Curlin, who was not a student at the time the incidents took place, has been charged with “three counts of malicious destruction of property, four counts of identity theft and one count of using computers to commit a crime,” EMU Today reports.
EMU President James Smith said in a statement that “the incidents of vandalism on our campus created significant pain, fear and distress among our students, faculty and staff.”
I joined with many of our community in my own personal anger over these incidents. The many initiatives put in place as a result of the incidents are vitally important and will continue regardless of the outcome of the criminal proceedings. As one of the most diverse higher education institutions in Michigan, Eastern’s commitment to inclusiveness and being a welcoming community for people of all backgrounds is an ongoing priority.
Among the initiatives put in place since last year: the investment in additional campus security measures, including more lighting and cameras; the establishment of the Presidential Commission on Diversity and Inclusion, chaired by Professor Ronald Woods of the Department of Africology and African American Studies; and, expanded training in diversity and inclusion among University leadership that is now being expanded to other employees. These and other actions will continue to move forward with the focus, determination and importance with which they began.
As previously reported by The Root, Chiara Hensley, assistant vice president for student affairs, addressed the student body in the wake of Black Lives Matter protests that rocked the campus as students demanded justice, accountability and a dismantling of the protections afforded racism on campus:
“It’s a new age to address issues of race and white privilege at Eastern,” Hensley said. “[One student] suggested that [students] be taught more explicitly about intersectionality, about privilege and about racism in our general education curriculum. … We’re talking about systemically … what the university can practically do.”
In a statement to EMU Today, Eastern Michigan University Chief of Police Robert Heighes said that his department had been working on solving the crime since “day one.”

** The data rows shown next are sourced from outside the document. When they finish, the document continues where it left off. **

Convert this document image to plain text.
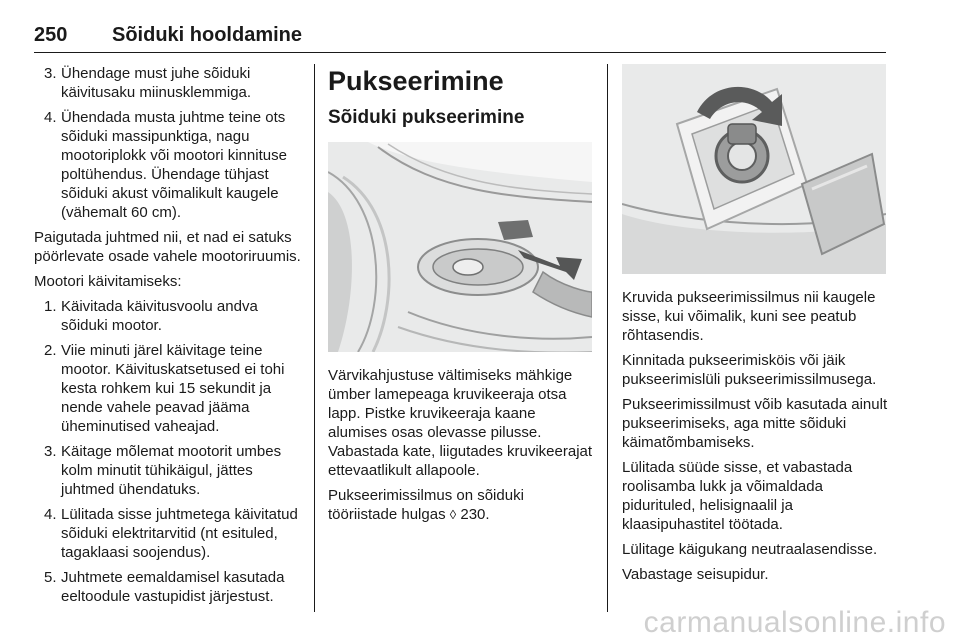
250 Sõiduki hooldamine
3. Ühendage must juhe sõiduki käivitusaku miinusklemmiga.
4. Ühendada musta juhtme teine ots sõiduki massipunktiga, nagu mootoriplokk või mootori kinnituse poltühendus. Ühendage tühjast sõiduki akust võimalikult kaugele (vähemalt 60 cm).

Paigutada juhtmed nii, et nad ei satuks pöörlevate osade vahele mootoriruumis.

Mootori käivitamiseks:

1. Käivitada käivitusvoolu andva sõiduki mootor.
2. Viie minuti järel käivitage teine mootor. Käivituskatsetused ei tohi kesta rohkem kui 15 sekundit ja nende vahele peavad jääma üheminutised vaheajad.
3. Käitage mõlemat mootorit umbes kolm minutit tühikäigul, jättes juhtmed ühendatuks.
4. Lülitada sisse juhtmetega käivitatud sõiduki elektritarvitid (nt esituled, tagaklaasi soojendus).
5. Juhtmete eemaldamisel kasutada eeltoodule vastupidist järjestust.
Pukseerimine
Sõiduki pukseerimine

Värvikahjustuse vältimiseks mähkige ümber lamepeaga kruvikeeraja otsa lapp. Pistke kruvikeeraja kaane alumises osas olevasse pilusse. Vabastada kate, liigutades kruvikeerajat ettevaatlikult allapoole.

Pukseerimissilmus on sõiduki tööriistade hulgas ◊ 230.

Kruvida pukseerimissilmus nii kaugele sisse, kui võimalik, kuni see peatub rõhtasendis.

Kinnitada pukseerimisköis või jäik pukseerimislüli pukseerimissilmusega.

Pukseerimissilmust võib kasutada ainult pukseerimiseks, aga mitte sõiduki käimatõmbamiseks.

Lülitada süüde sisse, et vabastada roolisamba lukk ja võimaldada pidurituled, helisignaalil ja klaasipuhastitel töötada.

Lülitage käigukang neutraalasendisse.

Vabastage seisupidur.

carmanualsonline.info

“We appreciate that people wanted a fast arrest, but in many cases, that is not the way police work happens,” Heighes said. “I recognize the anger, fear and frustration that these incidents caused for many of our students, faculty and staff, and I thank them for their patience and understanding as we conducted a thorough investigation.”
After his arraignment Monday morning, Curlin was returned to custody to await a Nov. 9 preliminary hearing.
“As a black student, to know that another black person is using the n-word in a negative way is embarrassing,” Jaiquae Rodwell, an EMU student, told the Eastern Echo. “To know that it was a person of color is hurtful.”